Assim que a premissa se estabelece, não fica claro se a discrepância entre o prólogo e o teor de todo o filme, que vai da comédia nonsense para um drama água com açúcar rapidamente, partiu da confiança do diretor e roteirista Olivier Ayache-Vidal de que o público não se importaria com tamanha falta de coerência (subestimar o espectador é ruim e quase sempre esconde uma autoindulgência), ou entenderia esse gap como uma licença poética. O fato é que ele destina o restante de O Melhor Professor da Minha Vida em um crescente de empatia do professor pela situação dos alunos que é brusco, previsível, tedioso, o que denota ingenuidade justo da parte do cineasta, em seu primeiro longa-metragem.
Desse modo, o roteiro não tarda em adotar uma postura excessivamente didática, o que transforma em ficção anódina um longa-metragem que propõe problemas reais da educação não apenas na França, como no Brasil e, certamente, outras partes do mundo. O close no rosto de uma jovem docente (Pauline Huruguen) que chora por conta da pressão dos alunos transforma a tomada no tipo mais óbvio da dramaturgia televisivo. Gaspard (Alexis Moncorgé) é o típico professor sem paciência, maturidade e compreensão da situação dos estudantes, sendo, assim, composto de um maniqueísmo que tira tanto seu peso dramático, como seu lugar na realidade.
Curiosamente, o objetivo de Olivier Ayache-Vidal é mesmo o de conferir realismo ao projeto. Que é todo rodado em locação, a câmera está constantemente na mão, a fotografia simples comunica naturalismo e, mais importante, o elenco é quase todo composto por não atores residentes da periferia. Esses aspectos técnicos, somados à sua história, evocam o principal problema de O Melhor Professor da Minha Vida: suas enormes semelhanças com Escritores da Liberdade. Eis o motivo do sentimento de déjà-vu constante em se assistir ao filme, provavelmente o mais fraco sobre o tema.
Apesar disso, a principal coincidência entre o exemplar americano e o genérico francês é a atuação do protagonista.
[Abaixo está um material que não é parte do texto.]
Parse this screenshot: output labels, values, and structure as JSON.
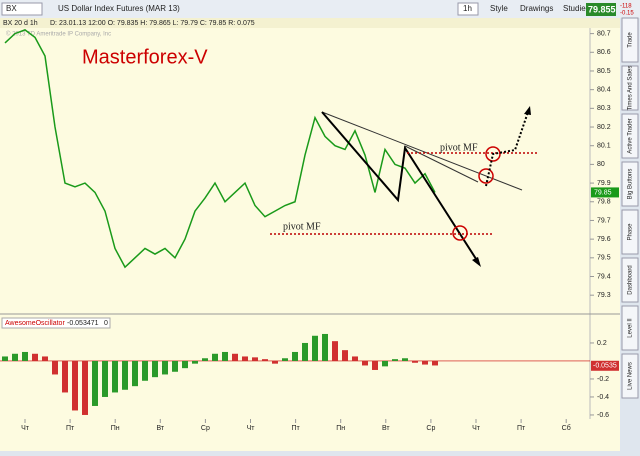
{
  "ui": {
    "symbol": "BX",
    "instrument": "US Dollar Index Futures (MAR 13)",
    "period": "1h",
    "style": "Style",
    "drawings": "Drawings",
    "studies": "Studies",
    "last_price": "79.855",
    "change": "-118",
    "change_pct": "-0.15",
    "header": "BX 20 d 1h",
    "info": "D: 23.01.13 12:00  O: 79.835  H: 79.865  L: 79.79  C: 79.85  R: 0.075",
    "copyright": "© 2013 TD Ameritrade IP Company, Inc",
    "side_tabs": [
      "Trade",
      "Times And Sales",
      "Active Trader",
      "Big Buttons",
      "Phase",
      "Dashboard",
      "Level II",
      "Live News"
    ]
  },
  "chart_data": [
    {
      "type": "line",
      "color": "#1a9a1a",
      "values": [
        80.65,
        80.7,
        80.72,
        80.68,
        80.58,
        80.2,
        79.9,
        79.88,
        79.9,
        79.85,
        79.75,
        79.55,
        79.45,
        79.5,
        79.55,
        79.52,
        79.55,
        79.5,
        79.6,
        79.75,
        79.82,
        79.9,
        79.8,
        79.85,
        79.9,
        79.78,
        79.72,
        79.75,
        79.78,
        79.8,
        80.05,
        80.25,
        80.15,
        80.1,
        80.08,
        80.18,
        80.05,
        79.85,
        80.08,
        80.0,
        79.98,
        79.9,
        79.95,
        79.85
      ],
      "last_value": 79.85,
      "last_value_label": "79.85",
      "ylim": [
        79.21,
        80.73
      ],
      "yticks": [
        79.3,
        79.4,
        79.5,
        79.6,
        79.7,
        79.8,
        79.9,
        {
          "value": 80.0,
          "label": "80"
        },
        80.1,
        80.2,
        80.3,
        80.4,
        80.5,
        80.6,
        80.7
      ],
      "annotations": [
        "Masterforex-V",
        "pivot MF",
        "pivot MF"
      ],
      "time_labels": [
        "Чт",
        "Пт",
        "Пн",
        "Вт",
        "Ср",
        "Чт",
        "Пт",
        "Пн",
        "Вт",
        "Ср",
        "Чт",
        "Пт",
        "Сб"
      ]
    },
    {
      "type": "histogram",
      "title": "AwesomeOscillator",
      "title_value": "-0.053471",
      "title_zero": "0",
      "up_color": "#2a9a2a",
      "down_color": "#d03030",
      "values": [
        0.05,
        0.08,
        0.1,
        0.08,
        0.05,
        -0.15,
        -0.35,
        -0.55,
        -0.6,
        -0.5,
        -0.4,
        -0.35,
        -0.32,
        -0.28,
        -0.22,
        -0.18,
        -0.15,
        -0.12,
        -0.08,
        -0.03,
        0.03,
        0.08,
        0.1,
        0.08,
        0.05,
        0.04,
        0.02,
        -0.03,
        0.03,
        0.1,
        0.2,
        0.28,
        0.3,
        0.22,
        0.12,
        0.05,
        -0.05,
        -0.1,
        -0.06,
        0.02,
        0.03,
        -0.02,
        -0.04,
        -0.05
      ],
      "last_value": -0.0535,
      "last_value_label": "-0.0535",
      "ylim": [
        -0.656,
        0.344
      ],
      "yticks": [
        0.2,
        -0.2,
        -0.4,
        -0.6
      ]
    }
  ]
}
Assim como a multipremiada Hilary Swank segura seu drama escolar com competência, Denis Podalydès é um artista consagrado na histórica companhia Comédie-Française, que prosperou pela via intelectual e pelo empenho após uma vida humilde, assim emprestando um talento dramatúrgico e um conhecimento de causa que se manifestam no profundo poder de observação do tipo que vive. Sempre que em cena, Podalydès se comporta como um seguidor do "Método" de Lee Strasberg e hipnotiza ao interpretar François como uma figura real, com seus próprios maneirismos, que se preocupa, convence nos vários momentos em que é retratado preso em seus pensamentos... Enfim, o ator representa com tocante dignidade o fraco texto de Ayache-Vidal.
Desse modo, além de elevar o nível das cenas em que atua com o estreante e apenas simpático Abdoulaye Diallo (Seydou), Denis Podalydès se comporta como o protagonista de "Os Miseráveis", Jean Valjean: François é um sujeito que ascende pessoal e socialmente com seu próprio trabalho, e crê que pode cumprir uma função em prol das pessoas necessitadas à sua volta. Olivier Ayache-Vidal ensaia traçar esse paralelo no filme, porém sem articulação narrativa ou desenvolvimento de personagem. O corte final de O Melhor Professor da Minha Vida só contempla a filosofia política do escritor Victor Hugo (ensinado em sala) no vigor com que Denis Podalydès interpreta François Truffaut. Um esforço criativo tremendo e solitário.